Times Square Bomber Tells All

June 21, 2010 - 8:05 PM | by: Shira Bush

Faisal Shahzad pleaded guilty Monday to the May 1 attempted car bombing in New York City’s Times Square, but his plea didn’t stop there. He needed to be heard and was itching to tell his story.

The federal court judge asked him, after making sure he understood what he was pleading guilty to, to explain what he did. And in great detail, Shahzad told the courtroom how he went to Pakistan for 40 days and had five days of training with the Pakistan Taliban. He then came back to Connecticut with money the Taliban gave him, rented a room in Bridgeport, and then built a bomb.

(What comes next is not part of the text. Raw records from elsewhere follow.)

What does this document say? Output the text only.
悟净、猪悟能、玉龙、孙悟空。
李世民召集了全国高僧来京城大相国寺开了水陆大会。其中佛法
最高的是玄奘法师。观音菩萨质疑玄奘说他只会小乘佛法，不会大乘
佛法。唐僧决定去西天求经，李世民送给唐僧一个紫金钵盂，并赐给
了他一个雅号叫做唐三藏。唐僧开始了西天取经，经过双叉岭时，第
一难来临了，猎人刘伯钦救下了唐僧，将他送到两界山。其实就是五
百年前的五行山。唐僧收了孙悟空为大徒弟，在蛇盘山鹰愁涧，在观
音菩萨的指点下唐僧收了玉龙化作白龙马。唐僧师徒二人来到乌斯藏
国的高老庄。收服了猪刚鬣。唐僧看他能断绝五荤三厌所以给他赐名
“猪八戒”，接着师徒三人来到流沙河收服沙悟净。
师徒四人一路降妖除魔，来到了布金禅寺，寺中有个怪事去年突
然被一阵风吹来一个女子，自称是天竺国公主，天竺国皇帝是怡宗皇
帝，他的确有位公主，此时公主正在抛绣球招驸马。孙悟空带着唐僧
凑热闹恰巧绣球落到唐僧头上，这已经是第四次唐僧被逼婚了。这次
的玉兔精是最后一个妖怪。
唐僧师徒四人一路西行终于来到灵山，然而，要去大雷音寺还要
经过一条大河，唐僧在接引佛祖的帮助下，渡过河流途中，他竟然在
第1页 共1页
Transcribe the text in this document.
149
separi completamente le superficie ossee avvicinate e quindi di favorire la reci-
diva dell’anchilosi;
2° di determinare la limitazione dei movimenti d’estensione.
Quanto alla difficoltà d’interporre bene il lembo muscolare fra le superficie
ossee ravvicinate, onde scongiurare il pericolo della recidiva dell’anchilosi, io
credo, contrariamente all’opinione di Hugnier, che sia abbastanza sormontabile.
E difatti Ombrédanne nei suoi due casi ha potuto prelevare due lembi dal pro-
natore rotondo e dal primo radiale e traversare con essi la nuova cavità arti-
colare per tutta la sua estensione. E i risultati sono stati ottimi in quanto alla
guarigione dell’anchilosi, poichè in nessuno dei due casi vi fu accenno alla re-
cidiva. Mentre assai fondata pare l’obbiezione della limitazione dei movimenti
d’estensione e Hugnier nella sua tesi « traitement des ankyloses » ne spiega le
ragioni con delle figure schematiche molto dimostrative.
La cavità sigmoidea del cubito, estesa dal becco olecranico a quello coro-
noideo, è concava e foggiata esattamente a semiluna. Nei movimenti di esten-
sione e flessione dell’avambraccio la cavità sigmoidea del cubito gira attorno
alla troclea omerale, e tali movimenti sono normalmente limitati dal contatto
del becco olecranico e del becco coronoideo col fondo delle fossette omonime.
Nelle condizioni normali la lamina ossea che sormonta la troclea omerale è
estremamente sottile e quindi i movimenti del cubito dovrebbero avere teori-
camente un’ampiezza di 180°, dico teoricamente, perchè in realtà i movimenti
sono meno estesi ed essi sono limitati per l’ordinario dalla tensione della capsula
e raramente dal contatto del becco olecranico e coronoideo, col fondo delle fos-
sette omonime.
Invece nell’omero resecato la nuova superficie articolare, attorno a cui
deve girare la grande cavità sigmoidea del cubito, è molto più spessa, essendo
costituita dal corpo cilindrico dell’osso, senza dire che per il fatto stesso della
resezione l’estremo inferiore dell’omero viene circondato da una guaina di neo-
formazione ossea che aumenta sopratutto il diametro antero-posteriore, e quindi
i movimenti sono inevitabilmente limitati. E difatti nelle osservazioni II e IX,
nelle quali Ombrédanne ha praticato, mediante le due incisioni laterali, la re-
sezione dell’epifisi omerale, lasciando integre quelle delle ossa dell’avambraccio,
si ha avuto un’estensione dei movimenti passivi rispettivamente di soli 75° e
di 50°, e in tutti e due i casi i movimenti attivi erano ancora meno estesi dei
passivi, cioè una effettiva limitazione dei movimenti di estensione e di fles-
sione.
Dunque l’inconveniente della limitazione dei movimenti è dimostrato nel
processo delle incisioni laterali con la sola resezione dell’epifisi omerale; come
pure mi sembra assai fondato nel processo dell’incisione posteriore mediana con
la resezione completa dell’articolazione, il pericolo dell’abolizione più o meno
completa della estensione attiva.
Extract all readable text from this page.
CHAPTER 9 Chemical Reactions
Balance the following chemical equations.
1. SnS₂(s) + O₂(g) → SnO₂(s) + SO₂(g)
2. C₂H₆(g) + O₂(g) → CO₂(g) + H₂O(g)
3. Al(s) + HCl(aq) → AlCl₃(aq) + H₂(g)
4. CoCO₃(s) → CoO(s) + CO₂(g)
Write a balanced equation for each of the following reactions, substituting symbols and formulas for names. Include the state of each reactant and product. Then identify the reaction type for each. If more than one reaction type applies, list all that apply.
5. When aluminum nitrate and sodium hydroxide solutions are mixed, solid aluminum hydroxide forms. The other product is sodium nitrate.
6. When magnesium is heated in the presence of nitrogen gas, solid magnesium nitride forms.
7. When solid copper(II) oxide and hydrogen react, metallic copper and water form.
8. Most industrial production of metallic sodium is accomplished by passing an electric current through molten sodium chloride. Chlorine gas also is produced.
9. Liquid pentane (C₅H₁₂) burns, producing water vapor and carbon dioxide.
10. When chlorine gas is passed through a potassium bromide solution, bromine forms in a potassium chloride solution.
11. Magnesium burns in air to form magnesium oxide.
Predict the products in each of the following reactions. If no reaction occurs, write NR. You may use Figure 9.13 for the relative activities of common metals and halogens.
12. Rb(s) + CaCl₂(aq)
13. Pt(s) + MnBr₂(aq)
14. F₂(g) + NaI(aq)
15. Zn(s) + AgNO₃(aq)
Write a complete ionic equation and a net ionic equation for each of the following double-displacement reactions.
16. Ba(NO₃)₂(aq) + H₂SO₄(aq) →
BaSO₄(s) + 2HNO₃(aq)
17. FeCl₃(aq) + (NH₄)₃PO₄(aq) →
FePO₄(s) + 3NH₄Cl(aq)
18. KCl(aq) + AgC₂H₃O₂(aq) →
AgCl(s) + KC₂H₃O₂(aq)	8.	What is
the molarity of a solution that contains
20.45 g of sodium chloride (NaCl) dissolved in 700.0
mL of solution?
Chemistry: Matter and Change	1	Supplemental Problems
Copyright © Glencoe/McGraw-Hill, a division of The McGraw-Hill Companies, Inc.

He said he built it in three parts, in case something went wrong. The first part was fertilizer in the trunk, the second was cylinders of gas and the third was petrol to make a fire in the car. Several times he said he didn’t work with anyone in the U.S. and the co-conspirators were in Pakistan.

He said, “It seemed like none went off, and I don’t know why.”

He then walked to Grand Central with his semi automatic rifle in a laptop case. Fearful he would be caught he tried to escape at JFK airport.

He kept saying he is a mujahedeen Muslim soldier and tried to kill or injure people in Times Square and damage a building. He said he picked Times Square because it is crowded. It was a Saturday evening.

When the judge asked him about killing innocent women and children, he said he was a Muslim solider, and U.S. forces in Muslim lands attack civilians, too. ”I am part of the U.S. uprising on Muslim nations and Muslim people,” he said.

He also described at great detail the Taliban in Pakistan, saying the offshoot was created six years ago. He went on to say Pakistan took a u-turn and became an ally of the U.S. and started fighting and killing the Taliban.

The judge asked if he was aware what he was doing a crime, and he said he wouldn’t consider it a crime. Then the judge asked if he was aware he was violating the law, and he said, “I do realize it is a violation of law in the U.S., but I do not care about the laws in the U.S.”